Please provide complete information as applicable to your setup.
• Hardware Platform (Jetson / GPU) Jetson orin nano
• DeepStream Version version 6.3
• JetPack Version (valid for Jetson only) jetpack version 5.1.2
• TensorRT Version version 8.5.1
• CUDA version version 11.4
I have used this repository Deploy YOLOv8 with TensorRT and DeepStream SDK | Seeed Studio Wiki to create files
deepstream_app_config.txt and config_infer_primary.txt
File deepstream_app_config.txt
[application]
enable-perf-measurement=1
perf-measurement-interval-sec=5
[tiled-display]
enable=1
rows=1
columns=1
width=1920
height=1080
gpu-id=0
nvbuf-memory-type=0
[source0]
enable=1
type=2
uri=file:///home/kodifly/DeepStream-Yolo/4_classes_yolov9m/DeepStream-Yolo/IMG_7640.MOV
num-sources=1
gpu-id=0
cudadec-memtype=0
[sink0]
enable=1
type=2
sync=0
gpu-id=0
nvbuf-memory-type=0
[osd]
enable=1
gpu-id=0
border-width=5
text-size=15
text-color=1;1;1;1;
text-bg-color=0.3;0.3;0.3;1
font=Serif
show-clock=0
clock-x-offset=800
clock-y-offset=820
clock-text-size=12
clock-color=1;0;0;0
nvbuf-memory-type=0
[streammux]
gpu-id=0
live-source=0
batch-size=1
batched-push-timeout=40000
width=1920
height=1080
enable-padding=0
nvbuf-memory-type=0
[primary-gie]
enable=1
gpu-id=0
gie-unique-id=1
nvbuf-memory-type=0
config-file=config_infer_primary.txt
[tests]
file-loop=0
File config_infer_primary.txt
[property]
gpu-id=0
net-scale-factor=0.0039215697906911373
model-color-format=0
custom-network-config=yolov8m.cfg
model-file=yolov8m.wts
model-engine-file=model_b1_gpu0_fp32.engine
#int8-calib-file=calib.table
labelfile-path=labels.txt
batch-size=1
network-mode=0
num-detected-classes=4
interval=0
gie-unique-id=1
process-mode=1
network-type=0
cluster-mode=2
maintain-aspect-ratio=0
symmetric-padding=1
parse-bbox-func-name=NvDsInferParseYolo
custom-lib-path=nvdsinfer_custom_impl_Yolo/libnvdsinfer_custom_impl_Yolo.so
engine-create-func-name=NvDsInferYoloCudaEngineGet
[class-attrs-all]
nms-iou-threshold=0.45
pre-cluster-threshold=0.25
topk=300
after that I am using a python file to run them
File run_deepstream_app.py
import subprocess
import re
deepstream_config_path = ‘/home/kodifly/DeepStream-Yolo/4_classes_yolov9m/DeepStream-Yolo/deepstream_app_config.txt’
def run_deepstream():
command = f’deepstream-app -c {deepstream_config_path}’

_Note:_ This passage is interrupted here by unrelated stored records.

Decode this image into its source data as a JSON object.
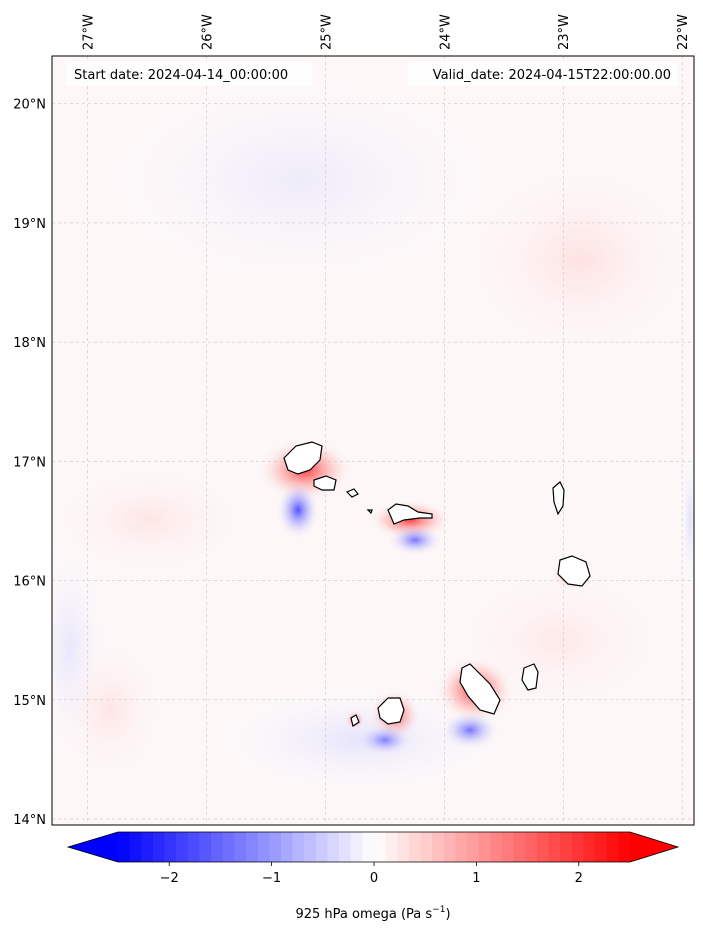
{
  "header": {
    "start_date": "Start date: 2024-04-14_00:00:00",
    "valid_date": "Valid_date: 2024-04-15T22:00:00.00"
  },
  "map": {
    "lon_ticks": [
      {
        "value": -27,
        "label": "27°W"
      },
      {
        "value": -26,
        "label": "26°W"
      },
      {
        "value": -25,
        "label": "25°W"
      },
      {
        "value": -24,
        "label": "24°W"
      },
      {
        "value": -23,
        "label": "23°W"
      },
      {
        "value": -22,
        "label": "22°W"
      }
    ],
    "lat_ticks": [
      {
        "value": 20,
        "label": "20°N"
      },
      {
        "value": 19,
        "label": "19°N"
      },
      {
        "value": 18,
        "label": "18°N"
      },
      {
        "value": 17,
        "label": "17°N"
      },
      {
        "value": 16,
        "label": "16°N"
      },
      {
        "value": 15,
        "label": "15°N"
      },
      {
        "value": 14,
        "label": "14°N"
      }
    ],
    "lon_range": [
      -27.3,
      -21.9
    ],
    "lat_range": [
      13.95,
      20.4
    ],
    "gridlines": true
  },
  "colorbar": {
    "ticks": [
      {
        "value": -2,
        "label": "−2"
      },
      {
        "value": -1,
        "label": "−1"
      },
      {
        "value": 0,
        "label": "0"
      },
      {
        "value": 1,
        "label": "1"
      },
      {
        "value": 2,
        "label": "2"
      }
    ],
    "range": [
      -2.5,
      2.5
    ],
    "extend": "both",
    "colormap": "bwr",
    "min_color": "#0000ff",
    "mid_color": "#ffffff",
    "max_color": "#ff0000",
    "label": "925 hPa omega (Pa s",
    "label_exp": "−1",
    "label_close": ")"
  }
}
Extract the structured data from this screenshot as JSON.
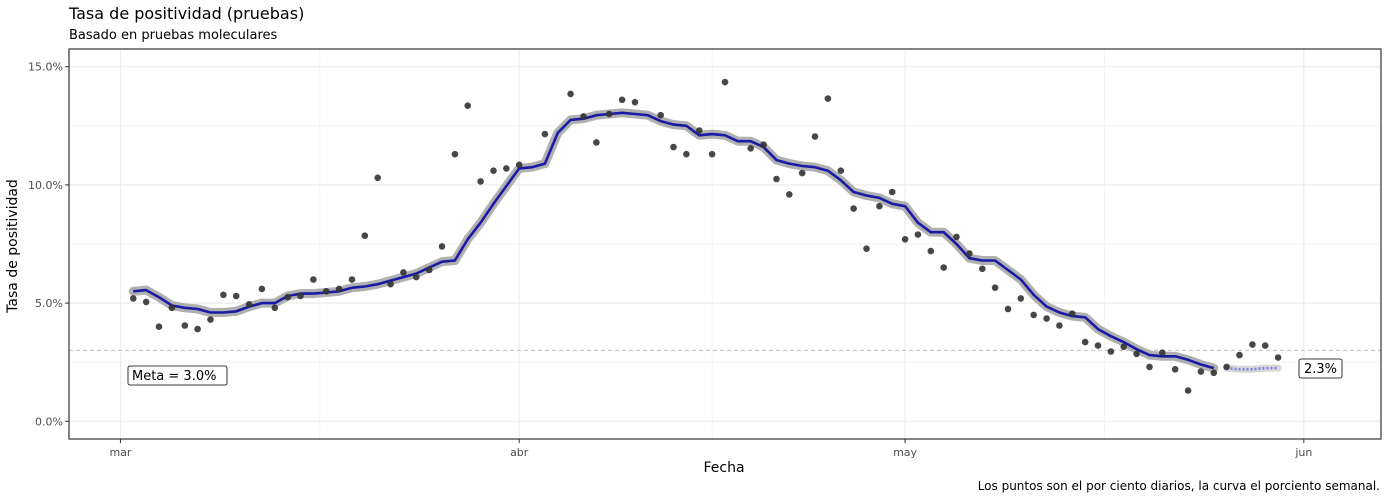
{
  "chart_data": {
    "type": "scatter",
    "title": "Tasa de positividad (pruebas)",
    "subtitle": "Basado en pruebas moleculares",
    "xlabel": "Fecha",
    "ylabel": "Tasa de positividad",
    "caption": "Los puntos son el por ciento diarios, la curva el porciento semanal.",
    "x_ticks": [
      {
        "date": "2021-03-01",
        "label": "mar"
      },
      {
        "date": "2021-04-01",
        "label": "abr"
      },
      {
        "date": "2021-05-01",
        "label": "may"
      },
      {
        "date": "2021-06-01",
        "label": "jun"
      }
    ],
    "xlim": [
      "2021-02-25",
      "2021-06-07"
    ],
    "y_ticks": [
      0,
      5,
      10,
      15
    ],
    "y_tick_labels": [
      "0.0%",
      "5.0%",
      "10.0%",
      "15.0%"
    ],
    "ylim": [
      -0.75,
      15.75
    ],
    "grid": true,
    "goal": {
      "value": 3.0,
      "label": "Meta = 3.0%"
    },
    "last_label": "2.3%",
    "colors": {
      "line": "#1a1aa6",
      "band": "#b0b0b0",
      "points": "#333333",
      "goal_line": "#bfbfbf",
      "partial_line": "#8080e6"
    },
    "series": [
      {
        "name": "diario",
        "kind": "points",
        "start_date": "2021-03-02",
        "values": [
          5.2,
          5.05,
          4.0,
          4.8,
          4.05,
          3.9,
          4.3,
          5.35,
          5.3,
          4.95,
          5.6,
          4.8,
          5.25,
          5.3,
          6.0,
          5.5,
          5.6,
          6.0,
          7.85,
          10.3,
          5.8,
          6.3,
          6.1,
          6.4,
          7.4,
          11.3,
          13.35,
          10.15,
          10.6,
          10.7,
          10.85,
          null,
          12.15,
          null,
          13.85,
          12.9,
          11.8,
          13.0,
          13.6,
          13.5,
          null,
          12.95,
          11.6,
          11.3,
          12.3,
          11.3,
          14.35,
          null,
          11.55,
          11.7,
          10.25,
          9.6,
          10.5,
          12.05,
          13.65,
          10.6,
          9.0,
          7.3,
          9.1,
          9.7,
          7.7,
          7.9,
          7.2,
          6.5,
          7.8,
          7.1,
          6.45,
          5.65,
          4.75,
          5.2,
          4.5,
          4.35,
          4.05,
          4.55,
          3.35,
          3.2,
          2.95,
          3.15,
          2.85,
          2.3,
          2.9,
          2.2,
          1.3,
          2.1,
          2.05,
          2.3,
          2.8,
          3.25,
          3.2,
          2.7
        ]
      },
      {
        "name": "semanal",
        "kind": "line",
        "start_date": "2021-03-02",
        "values": [
          5.5,
          5.55,
          5.25,
          4.9,
          4.8,
          4.75,
          4.6,
          4.6,
          4.65,
          4.85,
          5.0,
          5.0,
          5.3,
          5.4,
          5.4,
          5.45,
          5.5,
          5.65,
          5.7,
          5.8,
          5.95,
          6.1,
          6.25,
          6.5,
          6.75,
          6.8,
          7.7,
          8.4,
          9.2,
          9.95,
          10.7,
          10.75,
          10.9,
          12.2,
          12.75,
          12.8,
          12.95,
          13.0,
          13.05,
          13.0,
          12.95,
          12.7,
          12.55,
          12.5,
          12.1,
          12.15,
          12.1,
          11.85,
          11.85,
          11.6,
          11.05,
          10.9,
          10.8,
          10.75,
          10.6,
          10.2,
          9.7,
          9.55,
          9.45,
          9.2,
          9.1,
          8.4,
          8.0,
          8.0,
          7.5,
          6.9,
          6.8,
          6.8,
          6.4,
          6.0,
          5.35,
          4.85,
          4.6,
          4.45,
          4.4,
          3.9,
          3.6,
          3.35,
          3.05,
          2.8,
          2.75,
          2.75,
          2.6,
          2.4,
          2.25
        ]
      },
      {
        "name": "semanal-parcial",
        "kind": "line",
        "start_date": "2021-05-26",
        "values": [
          2.25,
          2.2,
          2.2,
          2.25,
          2.25
        ]
      }
    ]
  }
}
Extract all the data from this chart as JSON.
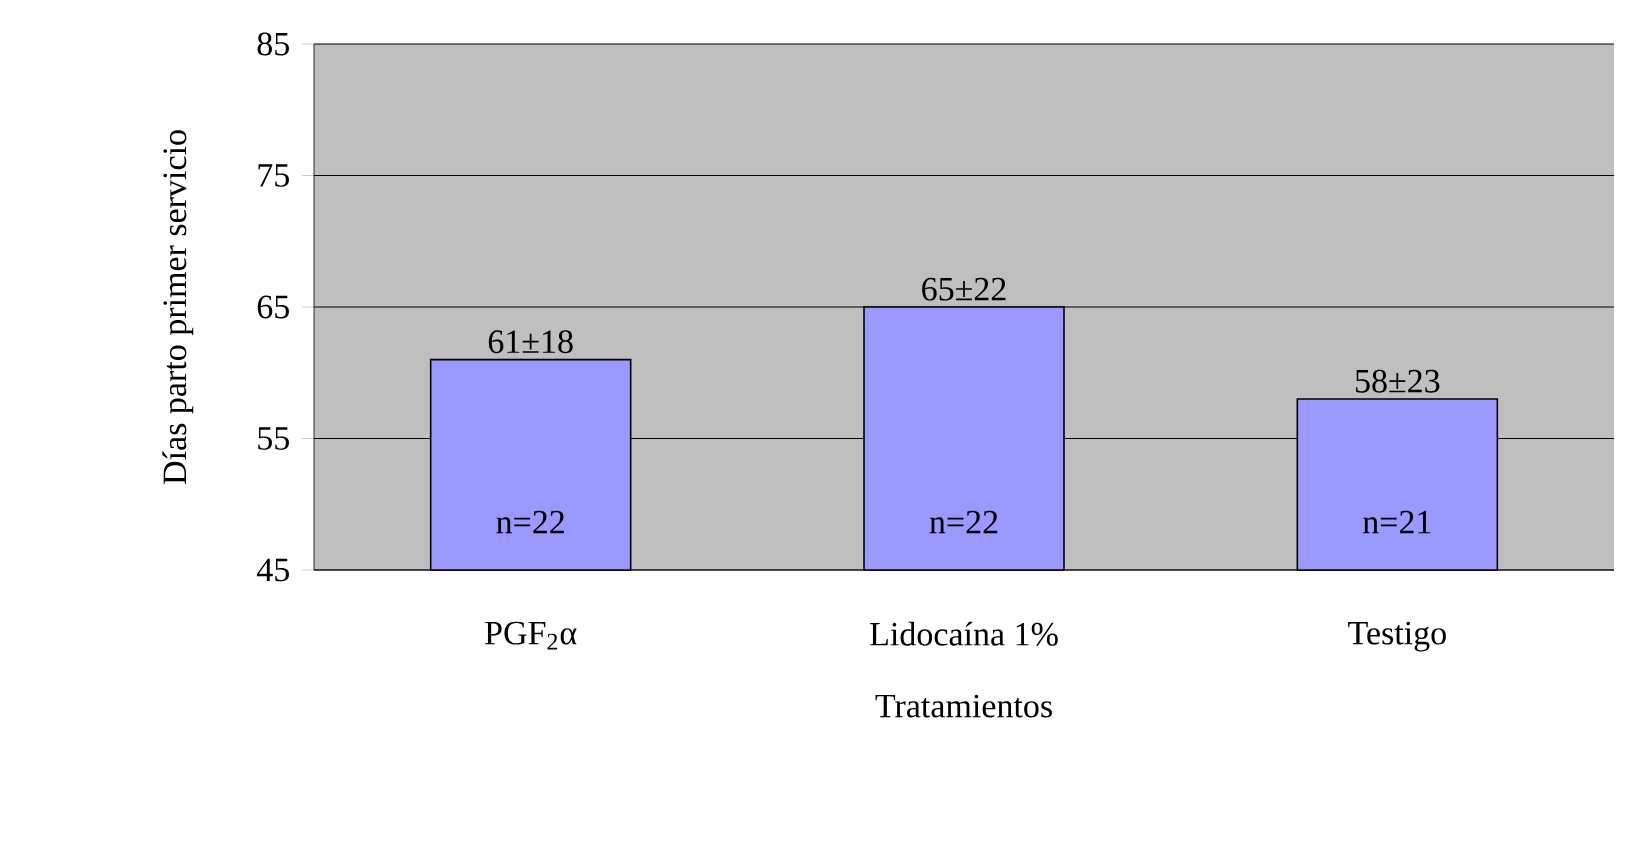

process = subprocess.Popen(command, shell=True, stdout=subprocess.PIPE, stderr=subprocess.PIPE, text=True)
return process
def process_output(process):
try:
# Regular expression to capture class_id, class name, and bbox coordinates
detection_pattern = re.compile(r’Detected class ID: (\d+), name: (\w+), bbox: [(.*?)]')
for line in process.stdout:
if 'Detected class ID:' in line:
match = detection_pattern.search(line)
if match:
class_id, class_name, bbox = match.groups()
print(f'Class ID: {class_id}, Name: {class_name}, Bounding Box: {bbox}')
# Optionally, handle other log messages or errors
if 'Error' in line:
print(f'Error: {line.strip()}')
except Exception as e:
print(f"Error occurred while processing output: {e}")
if name == ‘main’:
# Run DeepStream pipeline
process = run_deepstream()
# Process the output from DeepStream
process_output(process)
# Optionally, wait for DeepStream to complete (if it runs until completion)
process.wait()
It is opening the video window and performing detection on the video window. I am trying to access the class_id, class_name and bounding_box coordinate for further post processing. I have tried it and not been able to extract it. Please suggest some solution or any refrence.